Our backend architecture required lots of VRAM dedicated on one GPU for maximum performance. Our calculations came up to over 80gb+, so we had to work around with what Vast.ai offered to get the perfect instance, cost wise, and feasibility wise. Lots of issues came up when deploying the VSS architecture, but we were able to successfully deploy our backend by incrementally adding in the models and other features.
File upload sizes were limited to 4.5mb on Vercel, so we utilized UploadThing to properly handle file storing and sending to our backend.
The VLM could only parse video of shorter duration and size, (around 2-3 minutes at a time).

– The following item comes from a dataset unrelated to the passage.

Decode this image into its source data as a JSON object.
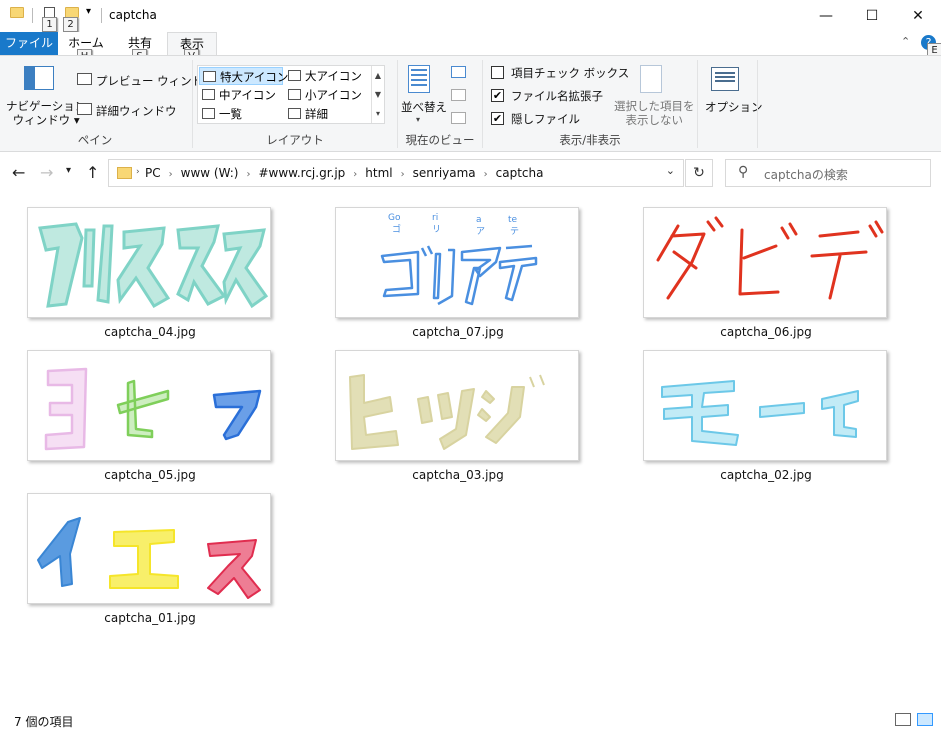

So when we were testing with the provided videos and the data we found, we created a python script which splices all the videos to 2 minute clips.

AI is extremely useful for recognition, but struggles with structuring its findings.
Aggregating and bringing together different models is powerful for solving complex, multifaceted problems.

Currently, Moonshot simply allows for a user to upload footage and then get it summarized and graded. A relatively simple, yet major improvement would be to allow for live footage to be uploaded to the Moonshot database. Creating multiple worker profiles in order to compare worker performance is also a needed improvement if we want to see our product working in a real workspace. Standardizing the way information is collected from the video stream, how it's processed, and finding a more accurate way to calculate quality, productivity, and safety will also make the data more useful for Moonshot's users. On the technical side, improving the prompts used throughout our pipeline, replacing AI with actual code in certain sections.